Ieri l’Autorità di gestione del Psr, Luca Limongelli, ha trasmesso al governatore Michele Emiliano un rapporto redatto sulla base delle polemiche politiche scoppiate negli scorsi giorni dopo la pubblicazione dei dati Agea sulla spesa dei fondi europei. Ne emerge che, a fronte dei 659 milioni di euro programmati per il 2019, al 30 settembre la Puglia ne ha spesi 396, pari a poco più del 60%. Ne consegue la necessità di spendere 260 milioni entro poco più di tre mesi.
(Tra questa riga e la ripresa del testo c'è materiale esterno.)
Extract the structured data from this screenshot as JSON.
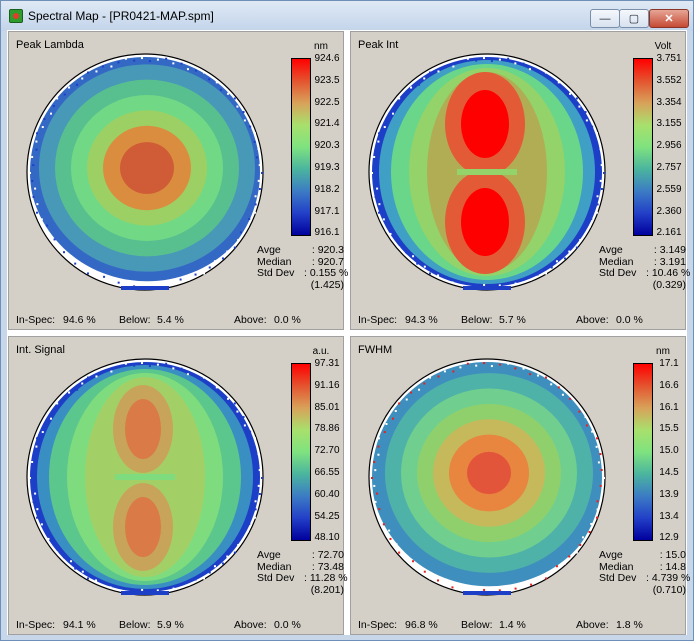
{
  "window": {
    "title": "Spectral Map - [PR0421-MAP.spm]",
    "min_label": "—",
    "max_label": "▢",
    "close_label": "✕"
  },
  "labels": {
    "avge": "Avge",
    "median": "Median",
    "std": "Std Dev",
    "inspec": "In-Spec:",
    "below": "Below:",
    "above": "Above:"
  },
  "panels": [
    {
      "title": "Peak Lambda",
      "unit": "nm",
      "ticks": [
        "924.6",
        "923.5",
        "922.5",
        "921.4",
        "920.3",
        "919.3",
        "918.2",
        "917.1",
        "916.1"
      ],
      "stats": {
        "avge": ": 920.3",
        "median": ": 920.7",
        "std": ": 0.155 %",
        "std2": "(1.425)"
      },
      "inspec": "94.6 %",
      "below": "5.4 %",
      "above": "0.0 %",
      "pattern": "ring",
      "colors": [
        "#cf5c36",
        "#da8d3e",
        "#9cd064",
        "#71d985",
        "#58c08e",
        "#4898b8",
        "#3368c4"
      ]
    },
    {
      "title": "Peak Int",
      "unit": "Volt",
      "ticks": [
        "3.751",
        "3.552",
        "3.354",
        "3.155",
        "2.956",
        "2.757",
        "2.559",
        "2.360",
        "2.161"
      ],
      "stats": {
        "avge": ": 3.149",
        "median": ": 3.191",
        "std": ": 10.46 %",
        "std2": "(0.329)"
      },
      "inspec": "94.3 %",
      "below": "5.7 %",
      "above": "0.0 %",
      "pattern": "dumbbell",
      "colors": [
        "#ff0000",
        "#e35a36",
        "#b0ad55",
        "#93d36a",
        "#6ad68a",
        "#3f9fc4",
        "#1d3fc8"
      ]
    },
    {
      "title": "Int. Signal",
      "unit": "a.u.",
      "ticks": [
        "97.31",
        "91.16",
        "85.01",
        "78.86",
        "72.70",
        "66.55",
        "60.40",
        "54.25",
        "48.10"
      ],
      "stats": {
        "avge": ": 72.70",
        "median": ": 73.48",
        "std": ": 11.28 %",
        "std2": "(8.201)"
      },
      "inspec": "94.1 %",
      "below": "5.9 %",
      "above": "0.0 %",
      "pattern": "dumbbell-soft",
      "colors": [
        "#d97a47",
        "#c8a45a",
        "#a2d067",
        "#7fdc7e",
        "#5cc78c",
        "#3a8fc2",
        "#1d3fc8"
      ]
    },
    {
      "title": "FWHM",
      "unit": "nm",
      "ticks": [
        "17.1",
        "16.6",
        "16.1",
        "15.5",
        "15.0",
        "14.5",
        "13.9",
        "13.4",
        "12.9"
      ],
      "stats": {
        "avge": ": 15.0",
        "median": ": 14.8",
        "std": ": 4.739 %",
        "std2": "(0.710)"
      },
      "inspec": "96.8 %",
      "below": "1.4 %",
      "above": "1.8 %",
      "pattern": "ring-fwhm",
      "colors": [
        "#e2553a",
        "#e8853f",
        "#c6b95c",
        "#8fd06c",
        "#70cf8f",
        "#4fb2a8",
        "#3e8fbd"
      ]
    }
  ],
  "colorbar_stops": [
    "#ff0000",
    "#e4542f",
    "#d8a25a",
    "#a8e06c",
    "#7fe27f",
    "#4bb59e",
    "#3c7cc4",
    "#2340c8",
    "#00009c"
  ]
}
La relazione redatta dagli uffici ha confermato che l’obiettivo dei 260 milioni non può essere raggiunto e che, a seconda delle condizioni che si presenteranno in queste settimane, la Regione sarà in grado di spendere una cifra variabile tra i 100 e i 215 milioni. L’ipotesi migliore è che l’assessorato all’Agricoltura riesca ad accelerare sui pagamenti delle cosiddette misure «a superficie», una delle quali (la misura 5.2) riguarda il ripristino delle aree colpite dalla Xylella (la 4.4 è relativa invece ai contributi per biodiversità e rischio idrogeologico), ma possa contemporaneamente cominciare con l’erogazione degli anticipi delle contestate misure di investimento 4.1a e 6.4 e sulle misure «forestali» che sono interessate da una proposta di modifica al Psr non ancora approvata. In questo caso, resterebbero da spendere soltanto 45 milioni di euro che, appunto, potrebbero essere «coperti» dalle norme di salvaguardia previste in caso di ricorsi giudiziari.

Su questo punto la Regione ha attivato l’interlocuzione con Bruxelles e ritiene di poter ottenere una «eccezione» (sottoforma di una temporanea revisione del budget 2019) fino all’importo di 160 milioni di euro, ovvero la somma che resterebbe da spendere nello scenario peggiore. Se, infatti, non fosse possibile erogare gli anticipi delle misure di investimento né di quelle forestali, la capacità di spesa residua dei prossimi tre mesi sarebbe di appena 100 milioni di euro.

Le misure 4.1a e 6.4, va ricordato, sono state oggetto di un lungo contenzioso. I ricorsi giudiziari sono stati formalmente respinti dal Tar di Bari che aveva ordinato alla Regione di rifare l’istruttoria su 652 pratiche (quelle in posizione finanziabile), ma una decina di imprese ha fatto ricorso al Consiglio di Stato ottenendo una sospensiva per le proprie posizioni: il rischio è che adesso i giudici possano ordinare alla Regione di rifare l’intera istruttoria (3.200 pratiche) perdendo mesi. Nel frattempo, come la «Gazzetta» ha raccontato a luglio, la Regione ha modificato retroattivamente le regole per i pagamenti delle due misure, così da poter erogare subito gli anticipi. E sempre per accelerare, ha annullato il nuovo avviso pubblico della 4.1a spostando i circa 35 milioni sulla graduatoria già esistente. Ma la fattibilità di questa strategia è collegata, appunto, con quanto avverrà nelle aule della giustizia amministrativa, ed è per questo che la stessa Autorità di gestione ha formulato i tre diversi scenari. Il Tar di Bari, peraltro, dovrebbe esprimersi a giorni sulla terza delle misure infrastrutturali (6.1, il «pacchetto giovani») che ha problemi simili alle altre due: anche qui le graduatorie sono state resaminate, ma fino alla sentenza di merito la Regione non può pagare.